BROOTEN (AP) — As irrigation booms in Minnesota, hundreds of farmers appear to be pumping groundwater for their crops without the required state permits, Minnesota Public Radio reported Monday.
Of the roughly 1,200 crop irrigation wells drilled from 2008 to 2012, more than 200 likely are operating without a permit, MPR's investigation of public well records found. Nearly 200 others operated without a permit until the past year or so. Irrigating without a permit is a misdemeanor, which means fines are limited.
The lack of permits hampers the state's ability to manage its groundwater resources, which are increasingly seen as valuable and vulnerable. Tens of millions of gallons of water are likely being pumped without the state's knowledge, MPR found, and some irrigators are boosting their yields and profits while avoiding oversight and without paying fees.

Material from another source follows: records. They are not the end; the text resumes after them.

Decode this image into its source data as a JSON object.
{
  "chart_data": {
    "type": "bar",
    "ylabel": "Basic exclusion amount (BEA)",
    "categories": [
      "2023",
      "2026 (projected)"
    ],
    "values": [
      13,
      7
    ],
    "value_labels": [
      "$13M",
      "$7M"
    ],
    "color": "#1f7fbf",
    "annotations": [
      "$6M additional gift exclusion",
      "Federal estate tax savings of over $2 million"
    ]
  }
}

The Department of Natural Resources acknowledged that some water users have been getting away without permits but said it has gotten more aggressive recently, and has asked the Legislature for the authority to impose tougher financial penalties. Steve Colvin, deputy director of the DNR's ecological and water resources division, said the agency has done the best it could over the years with the resources it had.

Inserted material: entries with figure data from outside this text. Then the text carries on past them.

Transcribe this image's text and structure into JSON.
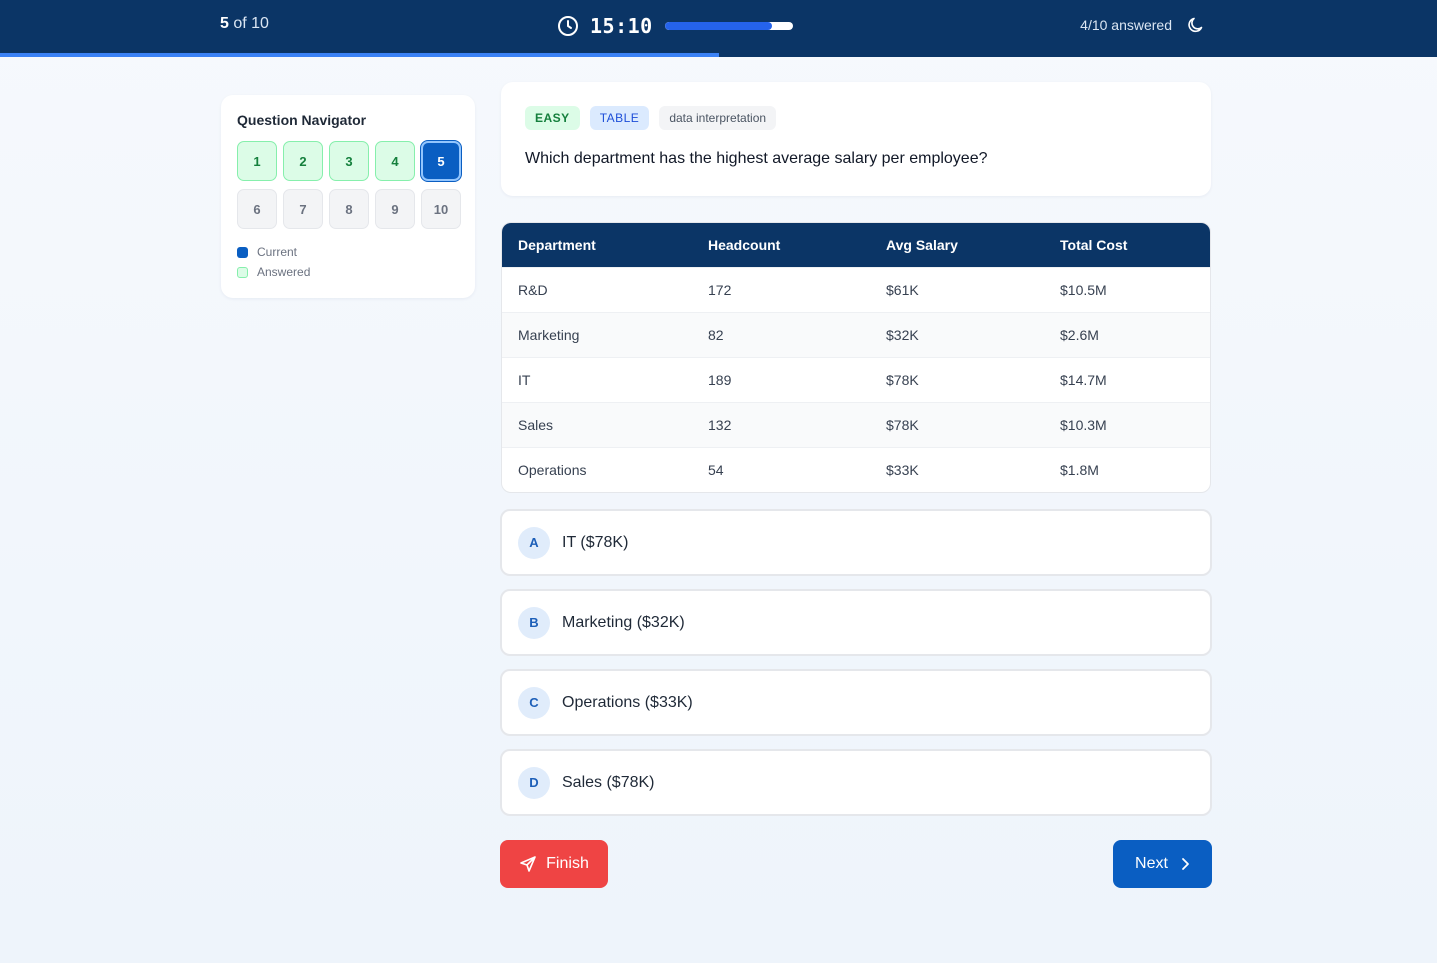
{
  "header": {
    "current_question": "5",
    "of_total": "of 10",
    "timer": "15:10",
    "timer_remaining_fraction": 0.84,
    "answered_label": "4/10 answered",
    "overall_progress_fraction": 0.5,
    "icons": [
      "clock-icon",
      "moon-icon"
    ]
  },
  "navigator": {
    "title": "Question Navigator",
    "buttons": [
      {
        "label": "1",
        "state": "answered"
      },
      {
        "label": "2",
        "state": "answered"
      },
      {
        "label": "3",
        "state": "answered"
      },
      {
        "label": "4",
        "state": "answered"
      },
      {
        "label": "5",
        "state": "current"
      },
      {
        "label": "6",
        "state": "idle"
      },
      {
        "label": "7",
        "state": "idle"
      },
      {
        "label": "8",
        "state": "idle"
      },
      {
        "label": "9",
        "state": "idle"
      },
      {
        "label": "10",
        "state": "idle"
      }
    ],
    "legend": {
      "current": "Current",
      "answered": "Answered"
    }
  },
  "question": {
    "difficulty": "EASY",
    "type": "TABLE",
    "topic": "data interpretation",
    "text": "Which department has the highest average salary per employee?"
  },
  "table": {
    "headers": [
      "Department",
      "Headcount",
      "Avg Salary",
      "Total Cost"
    ],
    "rows": [
      [
        "R&D",
        "172",
        "$61K",
        "$10.5M"
      ],
      [
        "Marketing",
        "82",
        "$32K",
        "$2.6M"
      ],
      [
        "IT",
        "189",
        "$78K",
        "$14.7M"
      ],
      [
        "Sales",
        "132",
        "$78K",
        "$10.3M"
      ],
      [
        "Operations",
        "54",
        "$33K",
        "$1.8M"
      ]
    ]
  },
  "options": [
    {
      "letter": "A",
      "text": "IT ($78K)"
    },
    {
      "letter": "B",
      "text": "Marketing ($32K)"
    },
    {
      "letter": "C",
      "text": "Operations ($33K)"
    },
    {
      "letter": "D",
      "text": "Sales ($78K)"
    }
  ],
  "actions": {
    "finish_label": "Finish",
    "next_label": "Next"
  },
  "colors": {
    "header_bg": "#0b3566",
    "accent": "#0a5ec2",
    "danger": "#ef4444",
    "answered_green": "#dcfce7"
  }
}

The DNR's own figures show that the "no-permit" rate is between 2 and 20 percent of irrigation wells, depending on the location. But Colvin acknowledged MPR's list probably contains many irrigation wells that should have permits, but don't.
"Some of those are likely folks who have not applied and ought to," Colvin said.

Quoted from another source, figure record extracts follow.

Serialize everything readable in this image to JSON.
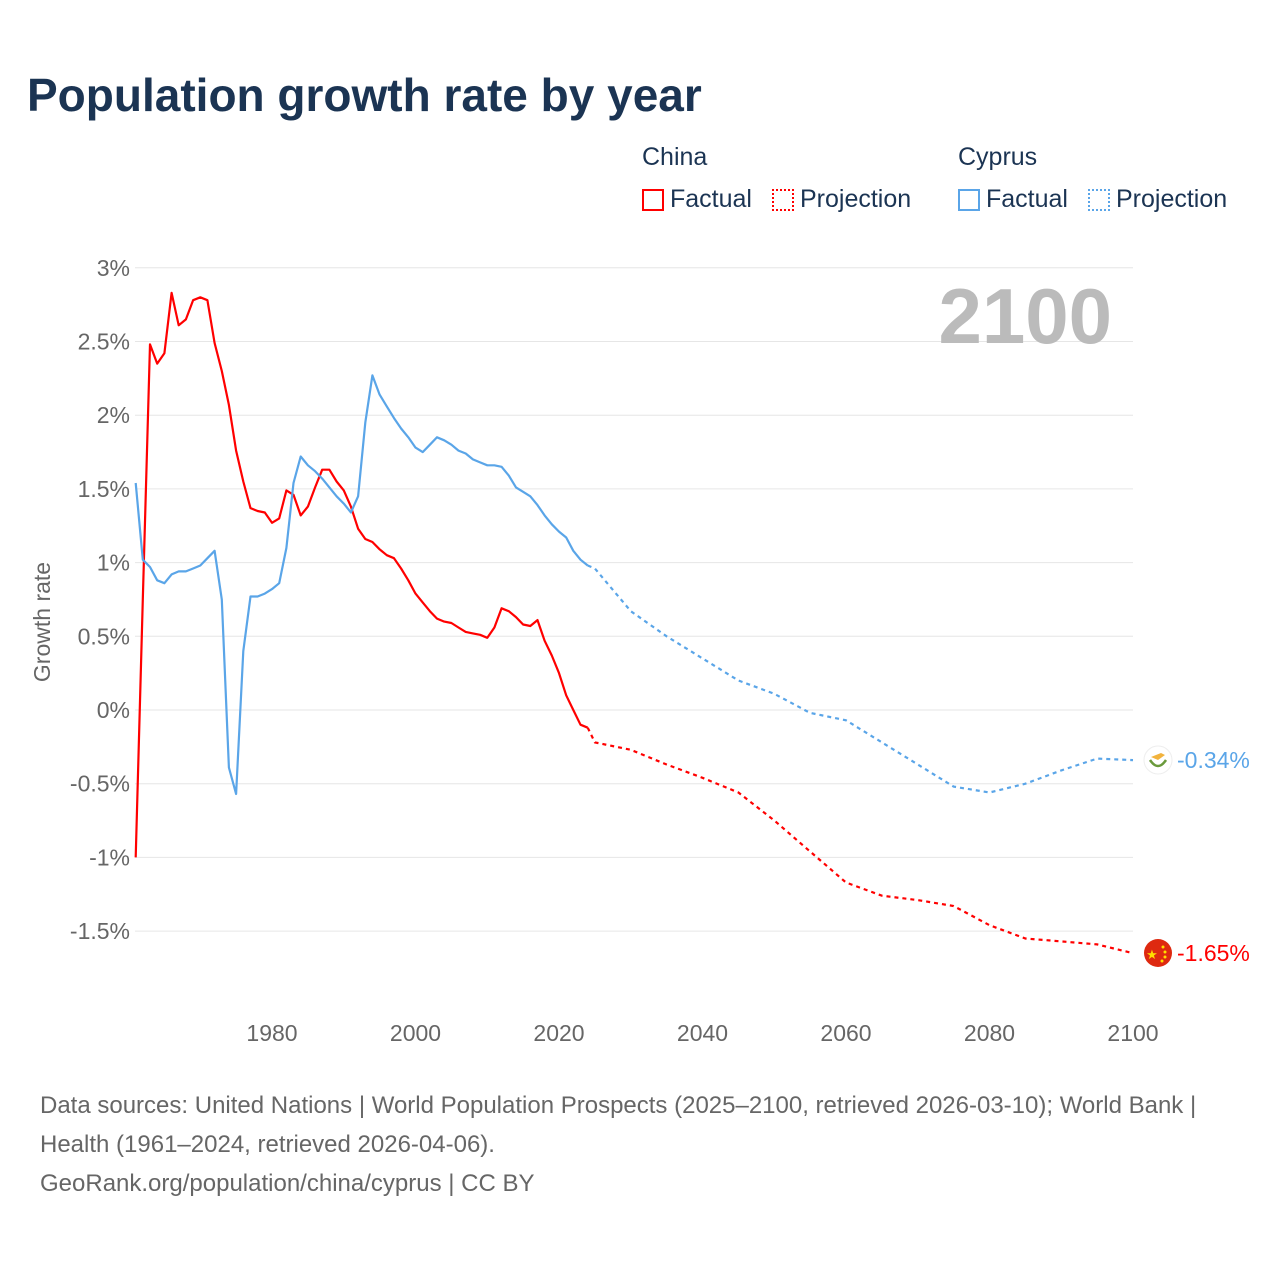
{
  "title": "Population growth rate by year",
  "legend": {
    "groups": [
      {
        "name": "China",
        "color": "#ff0000",
        "factual": "Factual",
        "projection": "Projection"
      },
      {
        "name": "Cyprus",
        "color": "#5aa5e8",
        "factual": "Factual",
        "projection": "Projection"
      }
    ]
  },
  "chart_data": {
    "type": "line",
    "title": "Population growth rate by year",
    "ylabel": "Growth rate",
    "xlabel": "",
    "ylim": [
      -1.5,
      3
    ],
    "xlim": [
      1961,
      2100
    ],
    "yticks": [
      "3%",
      "2.5%",
      "2%",
      "1.5%",
      "1%",
      "0.5%",
      "0%",
      "-0.5%",
      "-1%",
      "-1.5%"
    ],
    "ytick_values": [
      3,
      2.5,
      2,
      1.5,
      1,
      0.5,
      0,
      -0.5,
      -1,
      -1.5
    ],
    "xticks": [
      "1980",
      "2000",
      "2020",
      "2040",
      "2060",
      "2080",
      "2100"
    ],
    "xtick_values": [
      1980,
      2000,
      2020,
      2040,
      2060,
      2080,
      2100
    ],
    "year_label": "2100",
    "grid": true,
    "legend_position": "top-right",
    "series": [
      {
        "name": "China",
        "color": "#ff0000",
        "end_label": "-1.65%",
        "factual": {
          "x": [
            1961,
            1962,
            1963,
            1964,
            1965,
            1966,
            1967,
            1968,
            1969,
            1970,
            1971,
            1972,
            1973,
            1974,
            1975,
            1976,
            1977,
            1978,
            1979,
            1980,
            1981,
            1982,
            1983,
            1984,
            1985,
            1986,
            1987,
            1988,
            1989,
            1990,
            1991,
            1992,
            1993,
            1994,
            1995,
            1996,
            1997,
            1998,
            1999,
            2000,
            2001,
            2002,
            2003,
            2004,
            2005,
            2006,
            2007,
            2008,
            2009,
            2010,
            2011,
            2012,
            2013,
            2014,
            2015,
            2016,
            2017,
            2018,
            2019,
            2020,
            2021,
            2022,
            2023,
            2024
          ],
          "y": [
            -1.0,
            0.75,
            2.48,
            2.35,
            2.42,
            2.83,
            2.61,
            2.65,
            2.78,
            2.8,
            2.78,
            2.49,
            2.3,
            2.07,
            1.76,
            1.55,
            1.37,
            1.35,
            1.34,
            1.27,
            1.3,
            1.49,
            1.46,
            1.32,
            1.38,
            1.51,
            1.63,
            1.63,
            1.55,
            1.49,
            1.38,
            1.23,
            1.16,
            1.14,
            1.09,
            1.05,
            1.03,
            0.96,
            0.88,
            0.79,
            0.73,
            0.67,
            0.62,
            0.6,
            0.59,
            0.56,
            0.53,
            0.52,
            0.51,
            0.49,
            0.56,
            0.69,
            0.67,
            0.63,
            0.58,
            0.57,
            0.61,
            0.47,
            0.37,
            0.25,
            0.1,
            0.0,
            -0.1,
            -0.12
          ]
        },
        "projection": {
          "x": [
            2024,
            2025,
            2030,
            2035,
            2040,
            2045,
            2050,
            2055,
            2060,
            2065,
            2070,
            2075,
            2080,
            2085,
            2090,
            2095,
            2100
          ],
          "y": [
            -0.12,
            -0.22,
            -0.27,
            -0.37,
            -0.46,
            -0.56,
            -0.75,
            -0.96,
            -1.17,
            -1.26,
            -1.29,
            -1.33,
            -1.46,
            -1.55,
            -1.57,
            -1.59,
            -1.65
          ]
        }
      },
      {
        "name": "Cyprus",
        "color": "#5aa5e8",
        "end_label": "-0.34%",
        "factual": {
          "x": [
            1961,
            1962,
            1963,
            1964,
            1965,
            1966,
            1967,
            1968,
            1969,
            1970,
            1971,
            1972,
            1973,
            1974,
            1975,
            1976,
            1977,
            1978,
            1979,
            1980,
            1981,
            1982,
            1983,
            1984,
            1985,
            1986,
            1987,
            1988,
            1989,
            1990,
            1991,
            1992,
            1993,
            1994,
            1995,
            1996,
            1997,
            1998,
            1999,
            2000,
            2001,
            2002,
            2003,
            2004,
            2005,
            2006,
            2007,
            2008,
            2009,
            2010,
            2011,
            2012,
            2013,
            2014,
            2015,
            2016,
            2017,
            2018,
            2019,
            2020,
            2021,
            2022,
            2023,
            2024
          ],
          "y": [
            1.54,
            1.02,
            0.97,
            0.88,
            0.86,
            0.92,
            0.94,
            0.94,
            0.96,
            0.98,
            1.03,
            1.08,
            0.75,
            -0.39,
            -0.57,
            0.4,
            0.77,
            0.77,
            0.79,
            0.82,
            0.86,
            1.1,
            1.54,
            1.72,
            1.66,
            1.62,
            1.57,
            1.51,
            1.45,
            1.4,
            1.34,
            1.45,
            1.95,
            2.27,
            2.14,
            2.06,
            1.98,
            1.91,
            1.85,
            1.78,
            1.75,
            1.8,
            1.85,
            1.83,
            1.8,
            1.76,
            1.74,
            1.7,
            1.68,
            1.66,
            1.66,
            1.65,
            1.59,
            1.51,
            1.48,
            1.45,
            1.39,
            1.32,
            1.26,
            1.21,
            1.17,
            1.08,
            1.02,
            0.98
          ]
        },
        "projection": {
          "x": [
            2024,
            2025,
            2030,
            2035,
            2040,
            2045,
            2050,
            2055,
            2060,
            2065,
            2070,
            2075,
            2080,
            2085,
            2090,
            2095,
            2100
          ],
          "y": [
            0.98,
            0.96,
            0.67,
            0.5,
            0.35,
            0.2,
            0.11,
            -0.02,
            -0.07,
            -0.22,
            -0.37,
            -0.52,
            -0.56,
            -0.5,
            -0.41,
            -0.33,
            -0.34
          ]
        }
      }
    ]
  },
  "footer": {
    "sources": "Data sources: United Nations | World Population Prospects (2025–2100, retrieved 2026-03-10); World Bank | Health (1961–2024, retrieved 2026-04-06).",
    "link": "GeoRank.org/population/china/cyprus | CC BY"
  }
}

Farmers whose land has sandy soil can make more money with irrigation than those who rely on rain. In drought years, that can mean yields of 200 bushels of corn per acre or more compared with less than 50 bushels on unirrigated acres. The revenue difference can be over $100,000 in a single season when crop prices are high, so an irrigation system not only pays for itself quickly but can also boost a farmer's bottom line for years.